The developers are working with the Air Force and Strategic Command, which needed to integrate some ground-based radars for ballistic missile tracking, Green said. The result of the effort is that the MIT Lincoln Labs and a team from the Air Force have created that integration and will test it during an upcoming exercise.

Several other agencies and communities are also embracing UCore, Green said. The Defense Intelligence Agency is evaluating UCore as a common standard for sensor data output in the agency’s Sensor Web program; the Chemical Biological Radiological Nuclear community is using it as part of its sensor standards evaluation; and the Joint IED Defeat Organization is working to extend its Weapons Technical Intelligence Schema.

And the UCore team is looking to spread adoption beyond DOD and the other UCore stakeholders. The UCore reference models have been made publicly available on the Web at UCore.gov.
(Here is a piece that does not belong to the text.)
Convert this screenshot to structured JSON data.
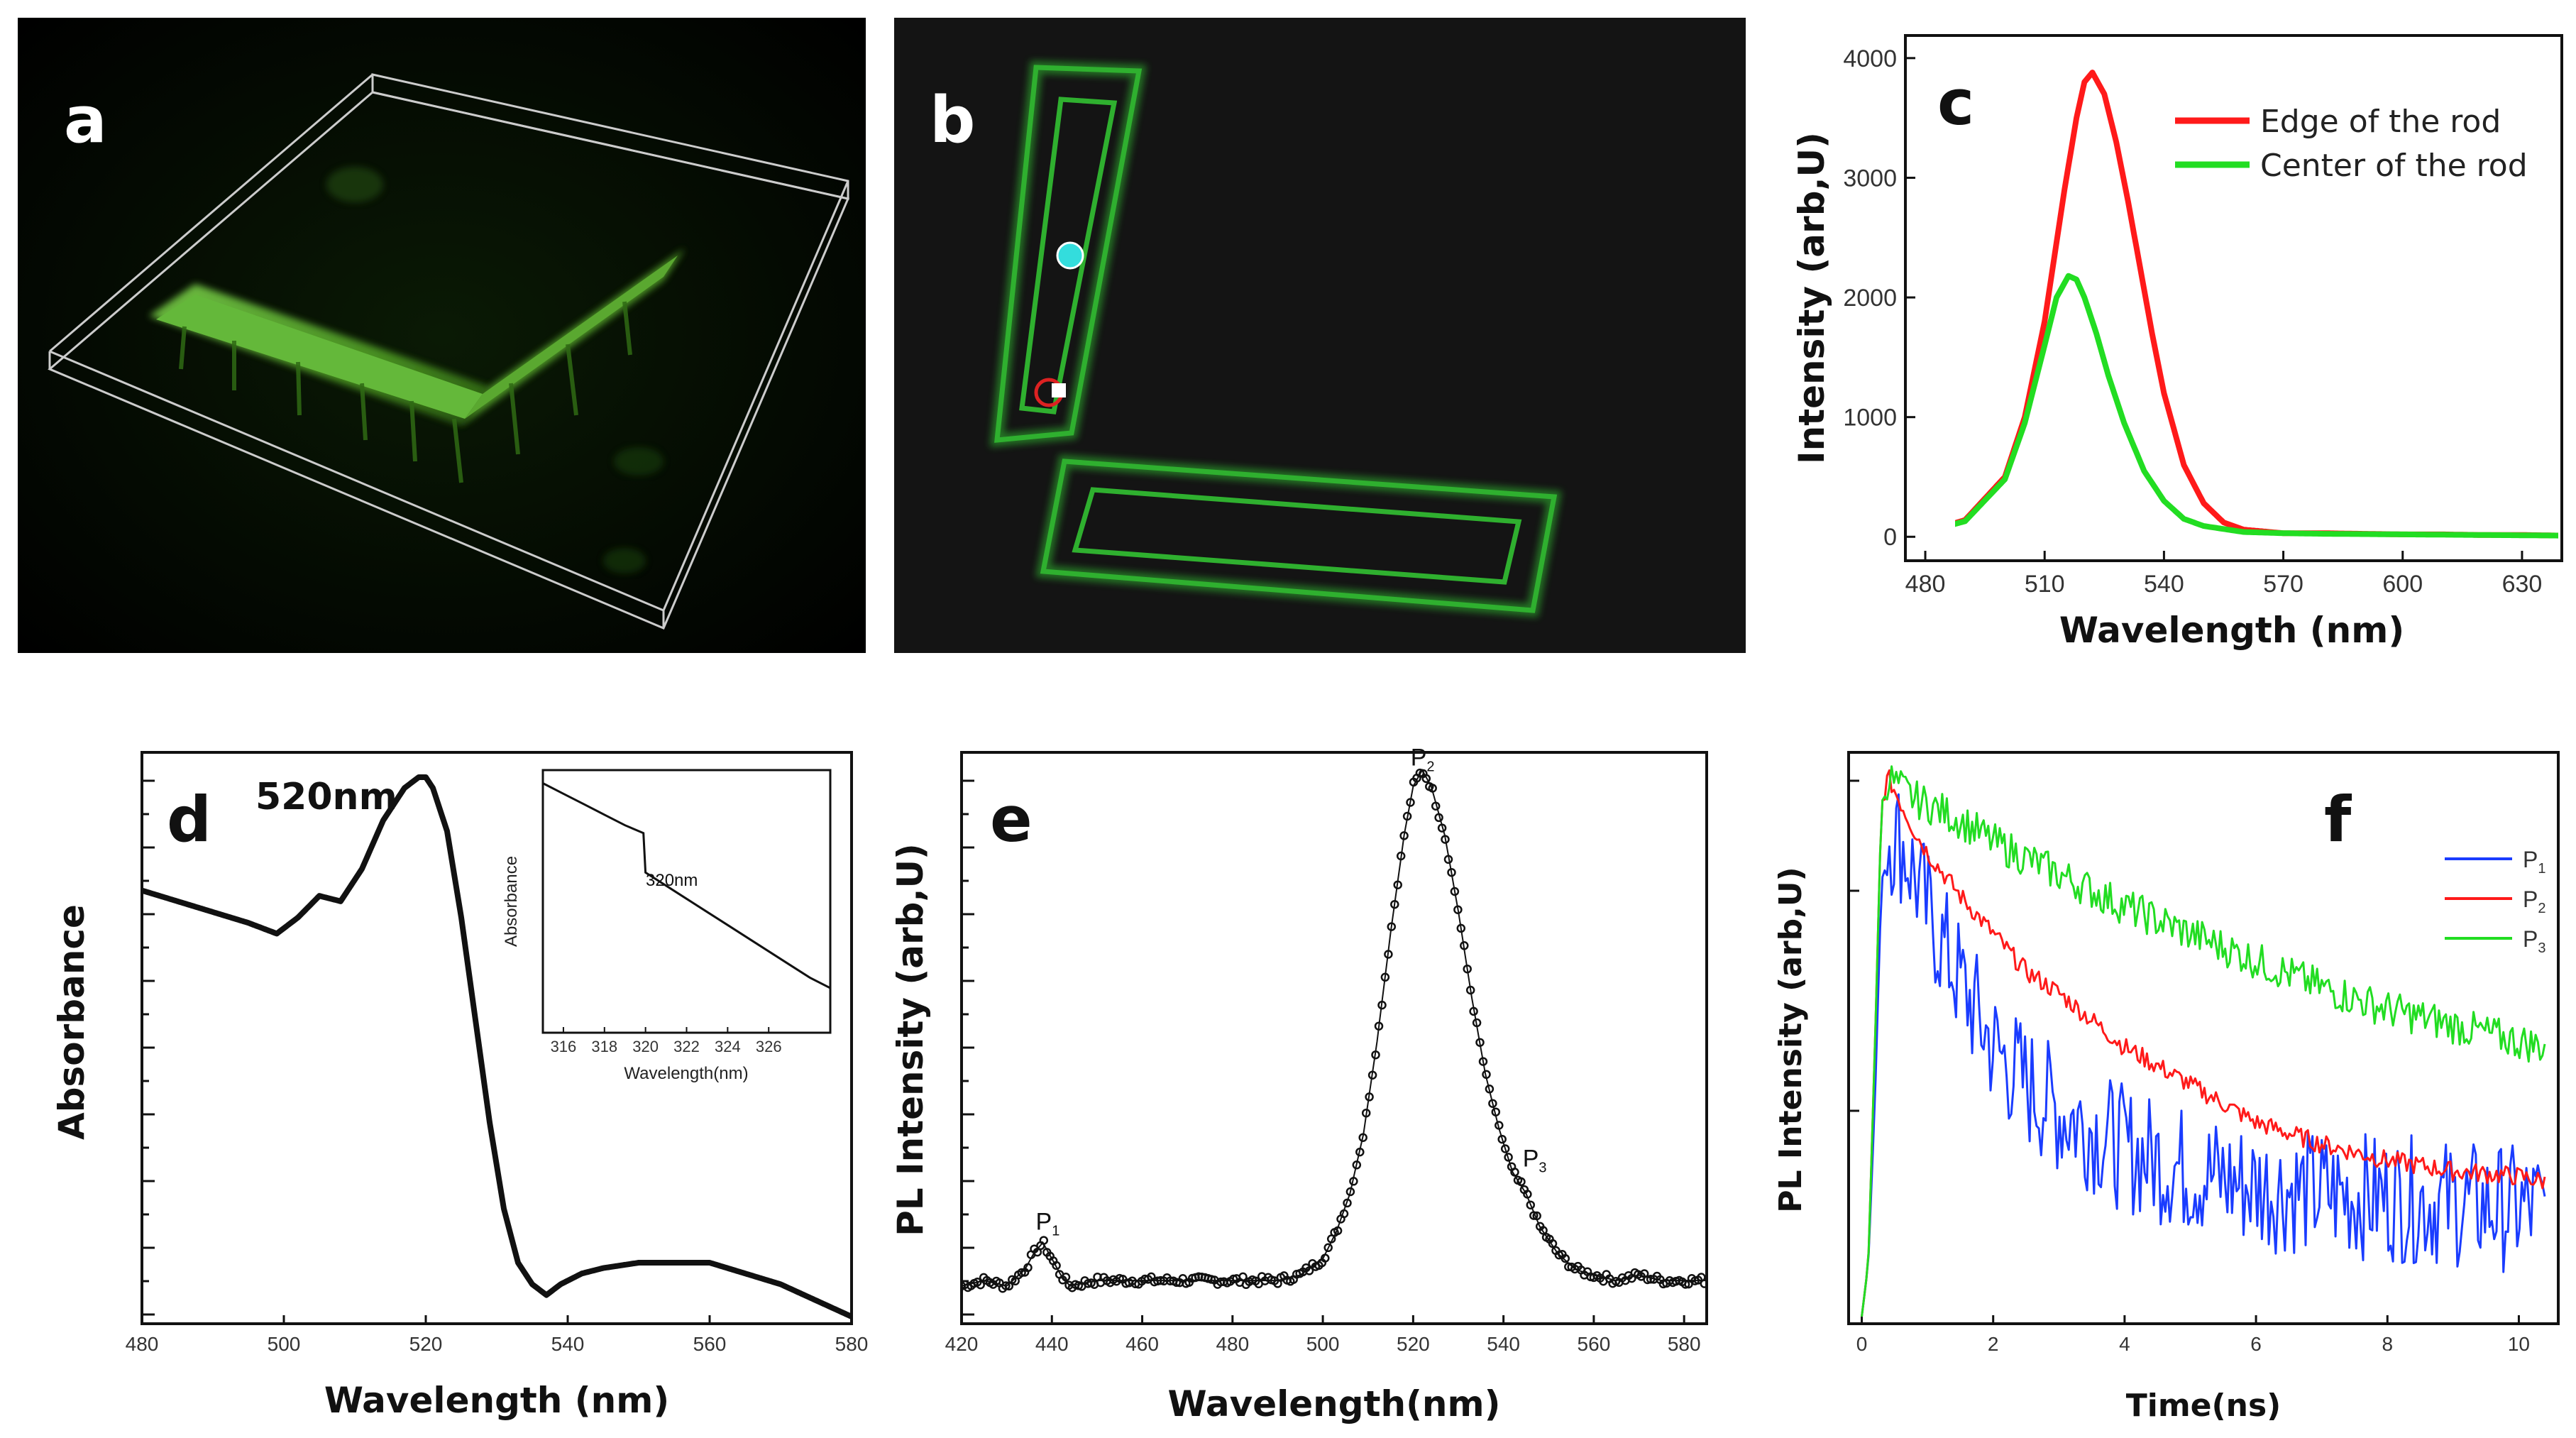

Those who wish to access the reference models must register to download them, Green said. “We've made it a publicly available specification, so we can encourage adoption across not only DOD and the federal government but across nongovernment organizations and, of course, the industrial base that we want to incorporate UCore to increase interoperability.”

Strom said that within DOD, the UCore initiative has started a project space within the Defense Information Systems Agency’s Forge.mil collaboration environment. “We're looking at using Forge.mil to better collaborate and coordinate within the DOD for the specification, in addition to our current Web site. So we do have a project space there now,” she said.